What Makes Profile Rings Fail?
Much like our skin, which is also highly elastic when we are young, thermoplastic material loses its inelasticity with age. This process is sped up in the presence of extreme temperatures or caustic materials. In other words, aged profile rings lose the ability to return to its original form. This reduces its ability to form an effective seal.
Symptoms of a Failing Seal
In many systems, the first symptoms of a failing seal are a visible leak at the seal joint. In a compressor system, the symptoms are less obvious. One of the key symptoms is a loss of pressure. Although this can be attributed to the age or degradation in several parts of the system, the most common point of failure is the system. For this reason, monitoring pressure is an excellent way to determine when profile rings need to be replaced.

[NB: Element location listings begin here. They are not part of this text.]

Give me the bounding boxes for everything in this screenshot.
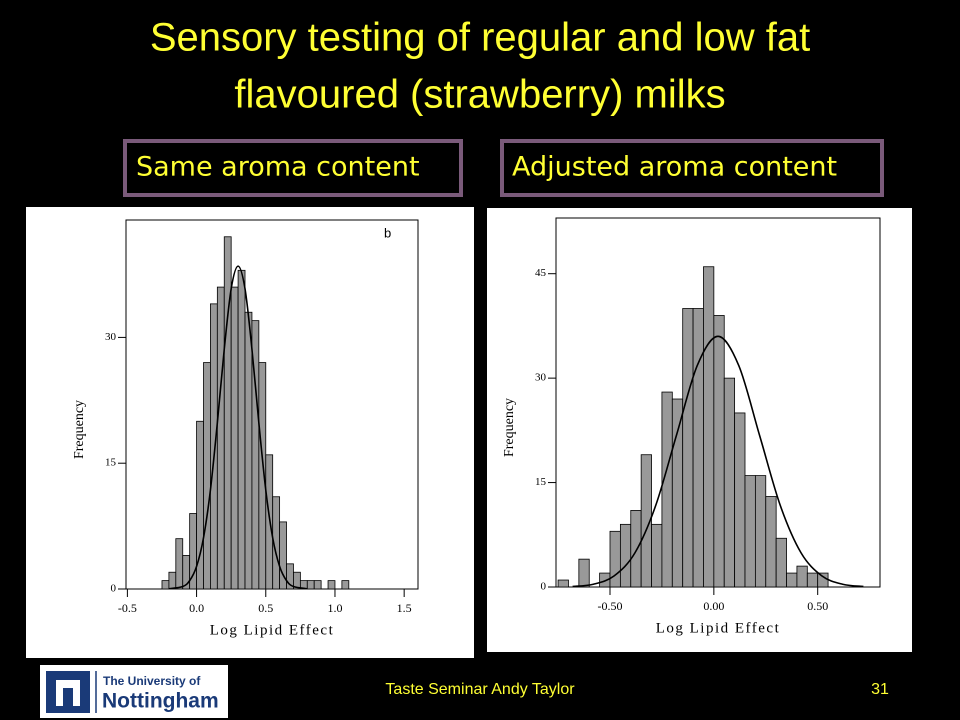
panel-label-box <box>123 139 463 197</box>
panel-label: Same aroma content <box>136 152 420 183</box>
y-tick-label: 45 <box>535 267 547 279</box>
histogram-bar <box>775 537 787 588</box>
panel-label: Adjusted aroma content <box>512 152 837 183</box>
histogram-bar <box>640 454 652 588</box>
histogram-bar <box>744 475 756 588</box>
histogram-bar <box>703 266 715 588</box>
histogram-bar <box>223 236 232 590</box>
histogram-bar <box>168 571 177 590</box>
histogram-bar <box>216 286 225 590</box>
histogram-bar <box>619 523 632 588</box>
histogram-bar <box>230 286 239 590</box>
histogram-bar <box>244 311 253 590</box>
histogram-bar <box>754 475 767 588</box>
histogram-bar <box>817 572 829 588</box>
histogram-bar <box>806 572 819 588</box>
panel-label-box <box>500 139 884 197</box>
histogram-bar <box>713 315 725 588</box>
page-number: 31 <box>871 681 889 698</box>
y-tick-label: 0 <box>541 581 547 593</box>
y-tick-label: 30 <box>535 372 547 384</box>
y-tick-label: 15 <box>105 457 117 469</box>
histogram-bar <box>341 580 350 590</box>
annotation: b <box>384 225 391 240</box>
histogram-bar <box>279 521 287 590</box>
histogram-bar <box>313 580 322 590</box>
y-tick-label: 0 <box>111 583 117 595</box>
logo-text: Nottingham <box>102 690 219 713</box>
x-tick-label: 1.5 <box>397 601 412 615</box>
histogram-bar <box>161 580 170 590</box>
fit-curve <box>168 265 308 590</box>
x-axis-label: Log Lipid Effect <box>656 620 781 636</box>
histogram-bar <box>796 565 808 588</box>
x-tick-label: 0.50 <box>807 599 828 613</box>
x-tick-label: 0.0 <box>189 601 204 615</box>
x-axis-label: Log Lipid Effect <box>210 622 335 638</box>
x-tick-label: 0.00 <box>703 599 724 613</box>
x-tick-label: -0.5 <box>118 601 137 615</box>
y-tick-label: 30 <box>105 331 117 343</box>
histogram-bar <box>734 412 746 588</box>
slide-title: flavoured (strawberry) milks <box>234 73 725 117</box>
histogram-bar <box>723 377 736 588</box>
charts: 0 15 30 -0.5 0.0 0.5 1.0 1.5 Log Lipid Effect Fre… <box>72 217 881 638</box>
histogram-bar <box>661 391 673 588</box>
logo-door <box>63 688 73 706</box>
histogram-bar <box>609 530 621 588</box>
x-tick-label: 1.0 <box>327 601 342 615</box>
histogram-bar <box>210 303 218 590</box>
histogram-bar <box>630 510 642 588</box>
histogram-bar <box>237 269 246 590</box>
fit-curve <box>572 335 864 588</box>
histogram-bar <box>786 572 798 588</box>
histogram-bar <box>265 454 274 590</box>
histogram-bar <box>203 362 211 590</box>
histogram-bar <box>692 308 704 588</box>
histogram-bar <box>175 538 184 590</box>
footer-text: Taste Seminar Andy Taylor <box>385 681 575 698</box>
histogram-bar <box>765 496 777 588</box>
y-tick-label: 15 <box>535 476 547 488</box>
histogram-bar <box>557 579 569 588</box>
histogram-bar <box>578 558 590 588</box>
histogram-bar <box>651 523 663 588</box>
histogram-bar <box>327 580 336 590</box>
logo-text: The University of <box>103 674 201 688</box>
histogram-bar <box>306 580 315 590</box>
histogram-bar <box>682 308 694 588</box>
x-tick-label: -0.50 <box>598 599 623 613</box>
histogram-bar <box>671 398 684 588</box>
x-tick-label: 0.5 <box>258 601 273 615</box>
slide-title: Sensory testing of regular and low fat <box>150 16 810 60</box>
y-axis-label: Frequency <box>72 400 87 459</box>
y-axis-label: Frequency <box>502 398 517 457</box>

Failing rings are not like a flat tire. They do not fail all at once. The effect of their degradation is more like a slow leak. For this reason, the technician who monitors pressure as a means to determine the useful lifetime should have a boundary failure level for pressure, one well in advance of the pressure requirements of the system.
Replace Them All
Thermoplastic failure in a particular system is highly predictable. When one seal begins to fail, the others will soon follow. For this reason, it is a good idea to replace seals at the first sign of degradation, or alternately, on a fixed time schedule.